Early this season, dissatisfaction with Miles raged on call-in shows after LSU nearly blew a big halftime lead and held on in the final seconds against a North Carolina team that sat out 13 players because of an NCAA probe into improper contact between players and agents and academic violations.
Four weeks later, it got worse when LSU appeared to have lost to underdog Tennessee in Tiger Stadium on a botched, time-wasting final play near the Volunteers goal line. LSU got a reprieve when Tennessee had too many defenders on the field, allowed the Tigers to run one more play with no time left and escape with the win.
The next week at Florida, Miles called a risky fake field goal to set up winning TD with six seconds left.

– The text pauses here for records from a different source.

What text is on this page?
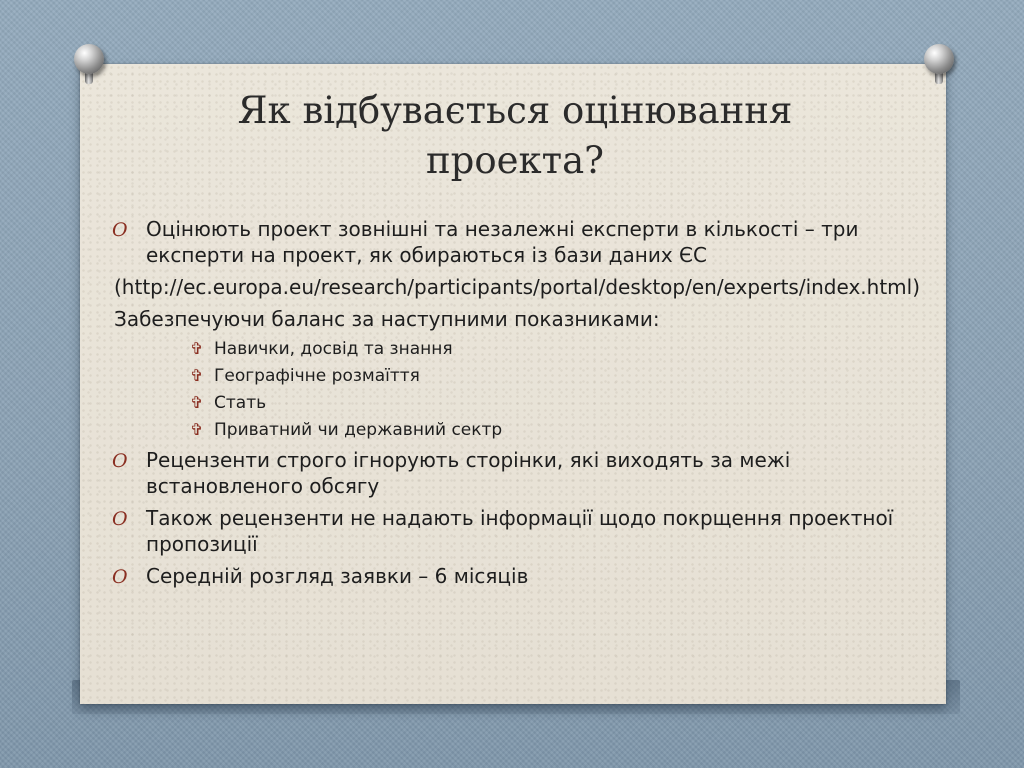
Як відбувається оцінювання
проекта?
O Оцінюють проект зовнішні та незалежні експерти в кількості – три експерти на проект, як обираються із бази даних ЄС
(http://ec.europa.eu/research/participants/portal/desktop/en/experts/index.html)
Забезпечуючи баланс за наступними показниками:
✞ Навички, досвід та знання
✞ Географічне розмаїття
✞ Стать
✞ Приватний чи державний сектр
O Рецензенти строго ігнорують сторінки, які виходять за межі встановленого обсягу
O Також рецензенти не надають інформації щодо покрщення проектної пропозиції
O Середній розгляд заявки – 6 місяців
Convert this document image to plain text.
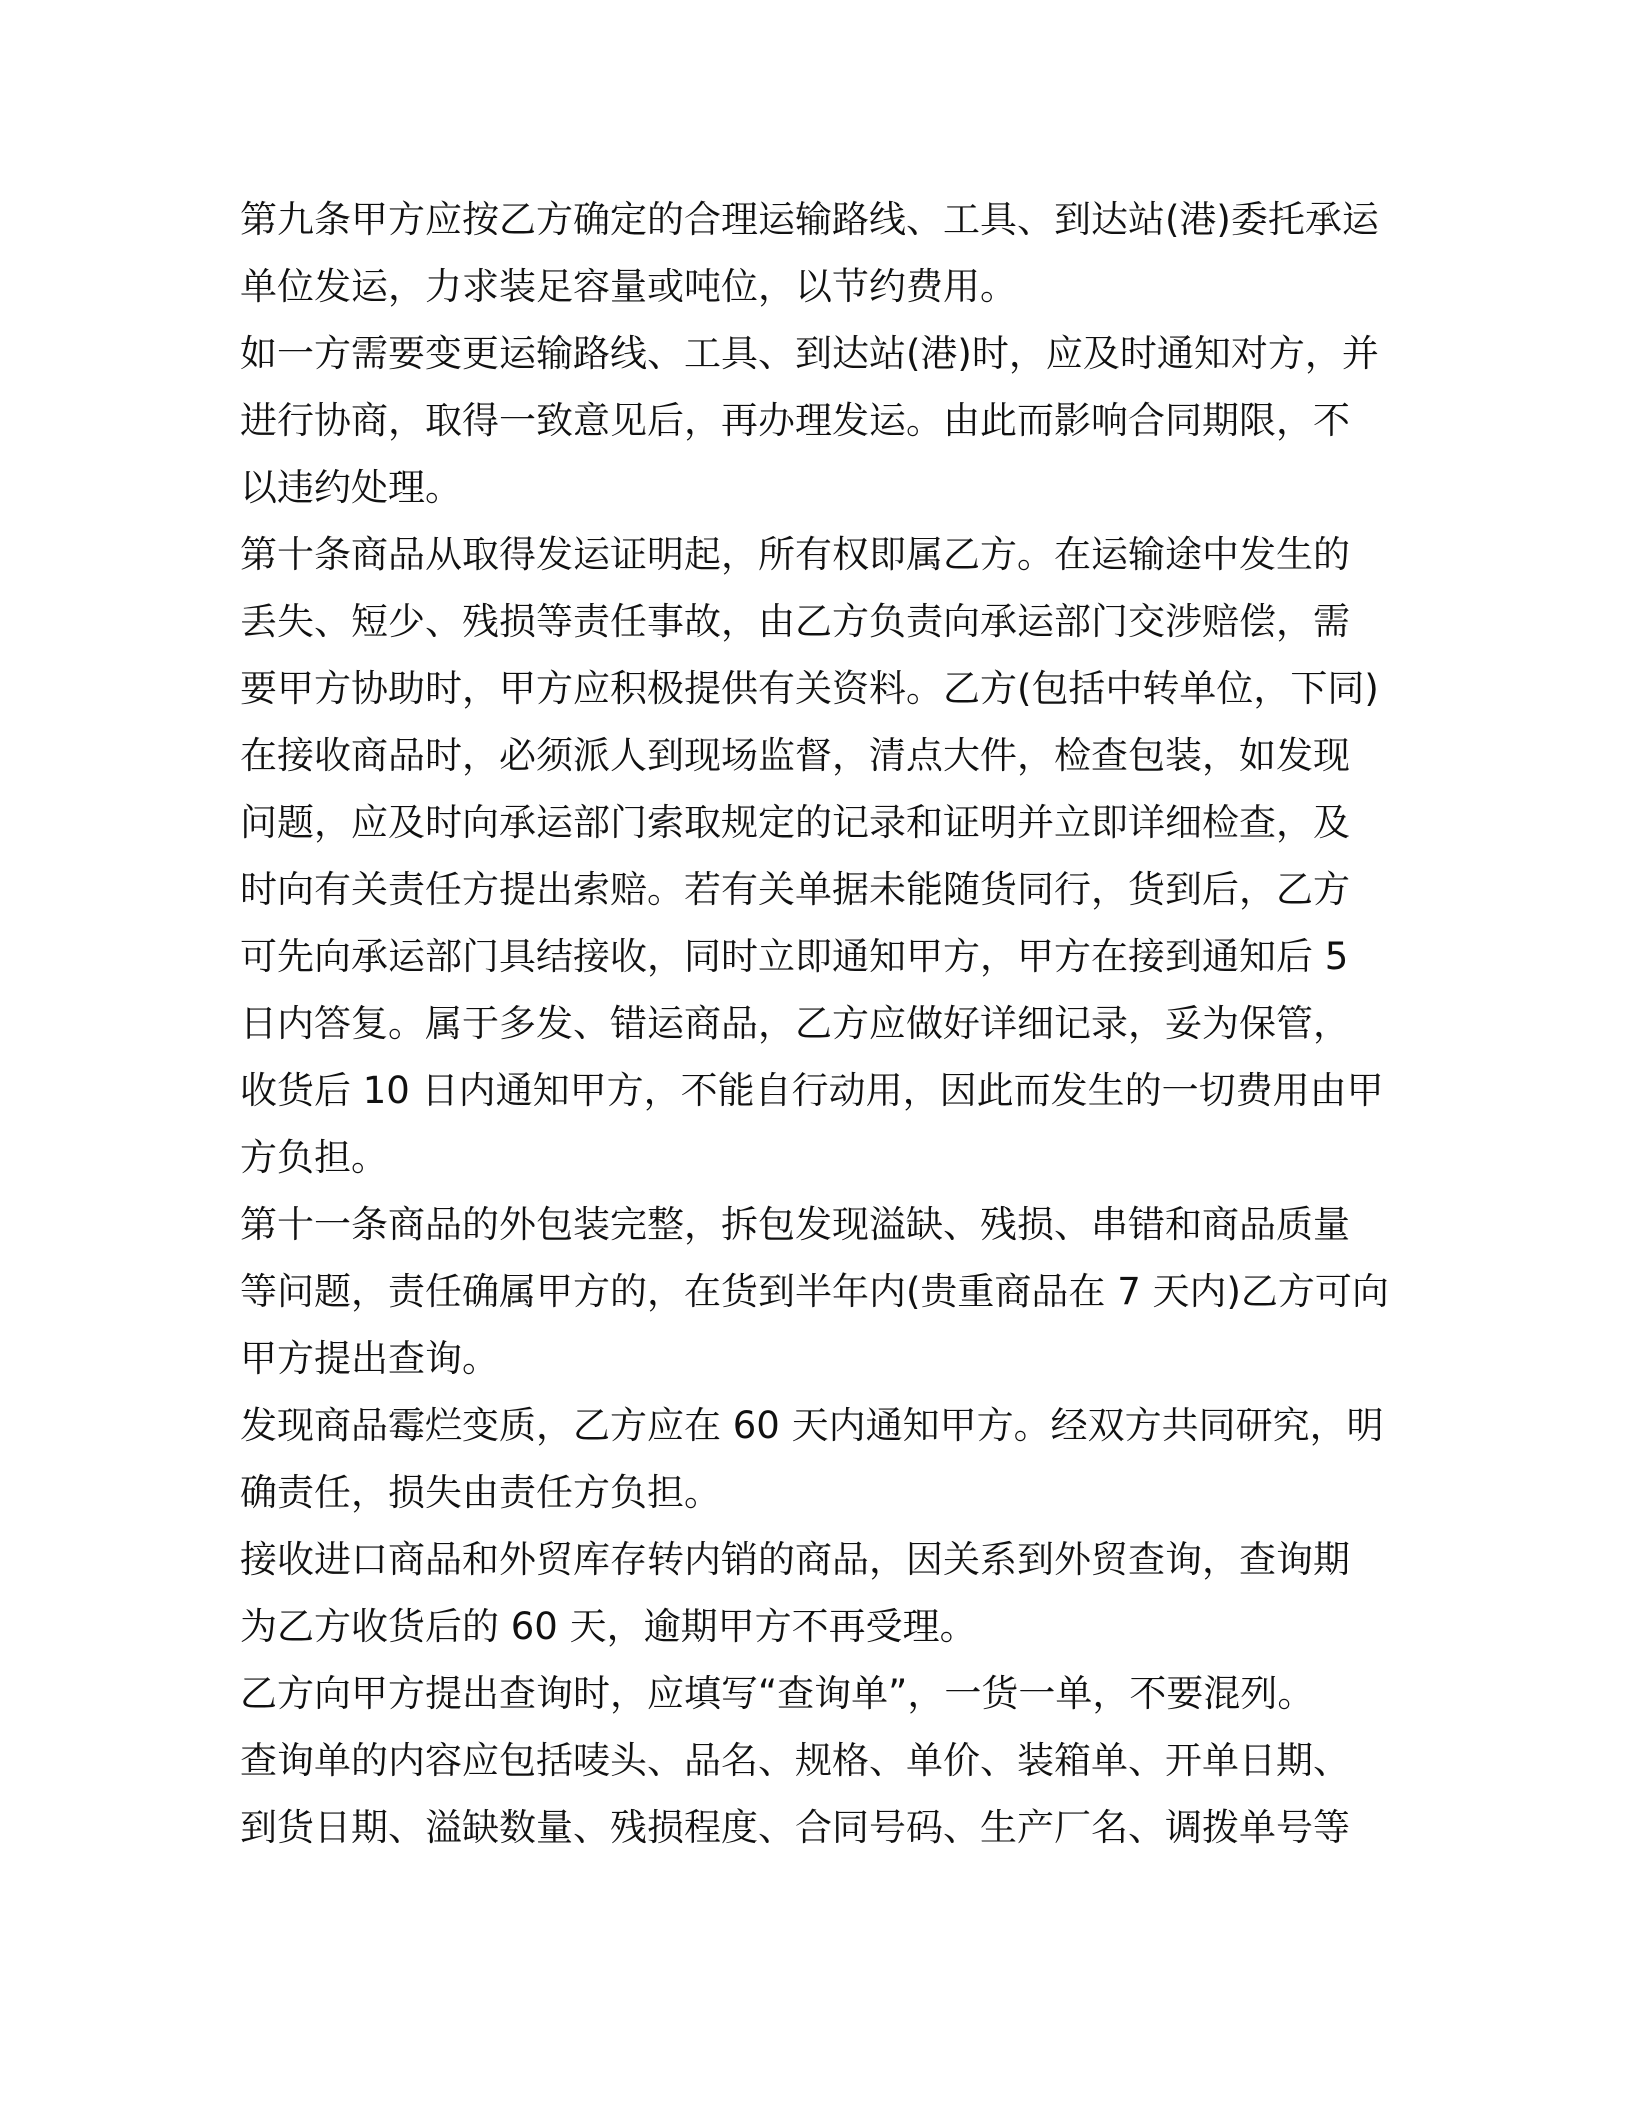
第九条甲方应按乙方确定的合理运输路线、工具、到达站(港)委托承运
单位发运，力求装足容量或吨位，以节约费用。
如一方需要变更运输路线、工具、到达站(港)时，应及时通知对方，并
进行协商，取得一致意见后，再办理发运。由此而影响合同期限，不
以违约处理。
第十条商品从取得发运证明起，所有权即属乙方。在运输途中发生的
丢失、短少、残损等责任事故，由乙方负责向承运部门交涉赔偿，需
要甲方协助时，甲方应积极提供有关资料。乙方(包括中转单位，下同)
在接收商品时，必须派人到现场监督，清点大件，检查包装，如发现
问题，应及时向承运部门索取规定的记录和证明并立即详细检查，及
时向有关责任方提出索赔。若有关单据未能随货同行，货到后，乙方
可先向承运部门具结接收，同时立即通知甲方，甲方在接到通知后 5
日内答复。属于多发、错运商品，乙方应做好详细记录，妥为保管，
收货后 10 日内通知甲方，不能自行动用，因此而发生的一切费用由甲
方负担。
第十一条商品的外包装完整，拆包发现溢缺、残损、串错和商品质量
等问题，责任确属甲方的，在货到半年内(贵重商品在 7 天内)乙方可向
甲方提出查询。
发现商品霉烂变质，乙方应在 60 天内通知甲方。经双方共同研究，明
确责任，损失由责任方负担。
接收进口商品和外贸库存转内销的商品，因关系到外贸查询，查询期
为乙方收货后的 60 天，逾期甲方不再受理。
乙方向甲方提出查询时，应填写“查询单”，一货一单，不要混列。
查询单的内容应包括唛头、品名、规格、单价、装箱单、开单日期、
到货日期、溢缺数量、残损程度、合同号码、生产厂名、调拨单号等
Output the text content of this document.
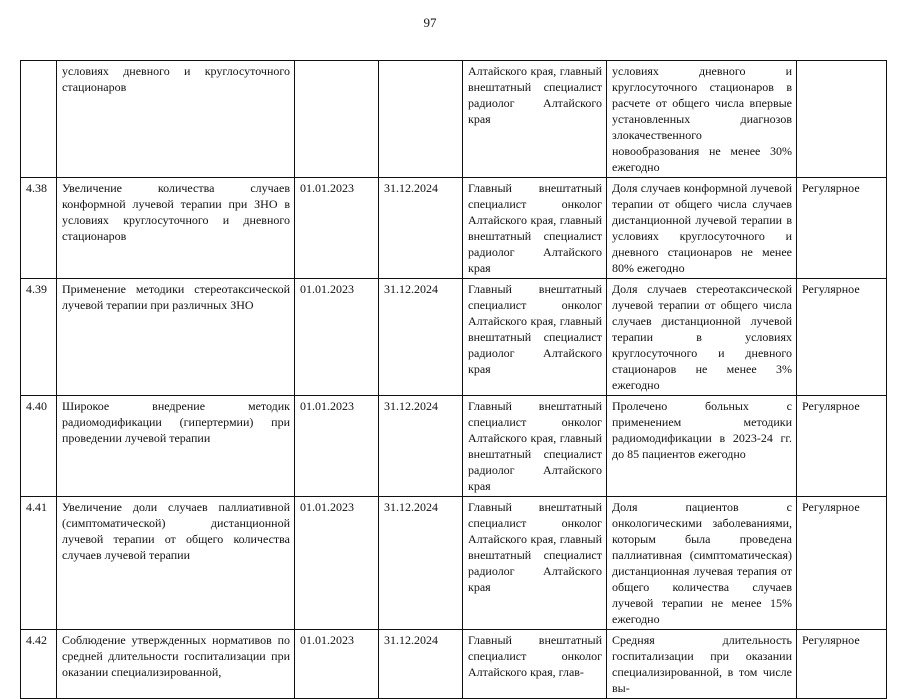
97
	условиях дневного и круглосуточного стационаров			Алтайского края, главный внештатный специалист радиолог Алтайского края	условиях дневного и круглосуточного стационаров в расчете от общего числа впервые установленных диагнозов злокачественного новообразования не менее 30% ежегодно	
4.38	Увеличение количества случаев конформной лучевой терапии при ЗНО в условиях круглосуточного и дневного стационаров	01.01.2023	31.12.2024	Главный внештатный специалист онколог Алтайского края, главный внештатный специалист радиолог Алтайского края	Доля случаев конформной лучевой терапии от общего числа случаев дистанционной лучевой терапии в условиях круглосуточного и дневного стационаров не менее 80% ежегодно	Регулярное
4.39	Применение методики стереотаксической лучевой терапии при различных ЗНО	01.01.2023	31.12.2024	Главный внештатный специалист онколог Алтайского края, главный внештатный специалист радиолог Алтайского края	Доля случаев стереотаксической лучевой терапии от общего числа случаев дистанционной лучевой терапии в условиях круглосуточного и дневного стационаров не менее 3% ежегодно	Регулярное
4.40	Широкое внедрение методик радиомодификации (гипертермии) при проведении лучевой терапии	01.01.2023	31.12.2024	Главный внештатный специалист онколог Алтайского края, главный внештатный специалист радиолог Алтайского края	Пролечено больных с применением методики радиомодификации в 2023-24 гг. до 85 пациентов ежегодно	Регулярное
4.41	Увеличение доли случаев паллиативной (симптоматической) дистанционной лучевой терапии от общего количества случаев лучевой терапии	01.01.2023	31.12.2024	Главный внештатный специалист онколог Алтайского края, главный внештатный специалист радиолог Алтайского края	Доля пациентов с онкологическими заболеваниями, которым была проведена паллиативная (симптоматическая) дистанционная лучевая терапия от общего количества случаев лучевой терапии не менее 15% ежегодно	Регулярное
4.42	Соблюдение утвержденных нормативов по средней длительности госпитализации при оказании специализированной,	01.01.2023	31.12.2024	Главный внештатный специалист онколог Алтайского края, глав-	Средняя длительность госпитализации при оказании специализированной, в том числе вы-	Регулярное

Against Alabama, a reverse toss play to a tight end on fourth-and-short proved pivotal in a 24-21 win over Alabama. Then last weekend, LSU didn't take its final lead on upset-minded Ole Miss until 44 seconds remained.
"We've been showing up in fourth quarters this year; we seem to buckle down and throw it into overdrive," offensive lineman T-Bob Hebert said. "It's a good feeling after some rough losses the last couple years ... A lot of games could have gone the other way, but I think it's a testament to this team's will to win and just how hard we all fight."